Object11 – Tiff – Adobe Acrobat – Bundled LibTIFF Integer Overflow – CVE-2010-0188
Answer: 5
TLDR
– A Network Capture containing various malicious files.
– The main tools I used to solve the challenge were pdfid.py, and pdf-parser.py (with python2 to extract JavaScript).
– I wrote my own script ShellCodeExtract.py to automate shell code extraction.
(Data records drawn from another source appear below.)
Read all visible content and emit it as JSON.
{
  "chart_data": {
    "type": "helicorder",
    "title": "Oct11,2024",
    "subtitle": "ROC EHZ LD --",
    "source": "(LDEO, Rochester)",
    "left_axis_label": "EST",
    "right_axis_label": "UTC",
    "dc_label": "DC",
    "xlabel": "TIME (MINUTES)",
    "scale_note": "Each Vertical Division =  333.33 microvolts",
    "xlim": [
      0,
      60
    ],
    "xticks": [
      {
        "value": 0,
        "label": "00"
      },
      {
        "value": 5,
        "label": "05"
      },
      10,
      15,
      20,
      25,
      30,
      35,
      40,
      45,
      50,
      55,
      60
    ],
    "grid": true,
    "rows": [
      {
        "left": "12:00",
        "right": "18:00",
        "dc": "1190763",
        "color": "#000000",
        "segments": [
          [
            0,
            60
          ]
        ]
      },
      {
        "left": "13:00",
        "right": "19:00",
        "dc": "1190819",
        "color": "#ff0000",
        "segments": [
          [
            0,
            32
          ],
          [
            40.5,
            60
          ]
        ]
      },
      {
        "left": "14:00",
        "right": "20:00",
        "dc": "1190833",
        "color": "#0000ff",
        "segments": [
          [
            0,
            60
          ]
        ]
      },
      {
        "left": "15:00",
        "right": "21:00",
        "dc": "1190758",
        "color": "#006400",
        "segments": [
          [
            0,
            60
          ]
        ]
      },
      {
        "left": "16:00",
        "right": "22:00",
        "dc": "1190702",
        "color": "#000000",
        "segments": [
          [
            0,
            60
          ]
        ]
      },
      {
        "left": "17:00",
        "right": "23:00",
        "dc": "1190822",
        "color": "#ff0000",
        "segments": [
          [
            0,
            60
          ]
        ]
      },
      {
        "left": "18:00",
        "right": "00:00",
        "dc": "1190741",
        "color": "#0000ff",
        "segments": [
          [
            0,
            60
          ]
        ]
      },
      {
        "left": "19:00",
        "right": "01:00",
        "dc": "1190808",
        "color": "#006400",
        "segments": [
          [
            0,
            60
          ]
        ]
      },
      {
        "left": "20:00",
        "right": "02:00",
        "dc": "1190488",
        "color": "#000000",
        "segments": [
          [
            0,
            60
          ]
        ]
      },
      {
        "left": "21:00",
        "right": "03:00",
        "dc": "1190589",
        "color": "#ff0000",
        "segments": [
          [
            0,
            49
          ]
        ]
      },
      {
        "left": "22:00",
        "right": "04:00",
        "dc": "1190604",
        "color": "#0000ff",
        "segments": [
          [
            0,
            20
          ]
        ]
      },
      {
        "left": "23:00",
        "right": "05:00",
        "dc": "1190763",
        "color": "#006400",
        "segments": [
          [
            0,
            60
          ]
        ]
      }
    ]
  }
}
5 thoughts on “CyberDefenders: GetPDF”
hey bro
question 9
can you share your python scripte for me?
thx.
it’s on my github https://github.com/forensicskween/CyberDefenders/blob/main/GetPDF/ShellCodeExtract.py
thx!
respect
hi
i don’t find python2’s pdf-parser
is it on github?
No idea, I just executed it with python2 but it as already installed and setup on my vm… maybe you can try downloading it and running it with python2?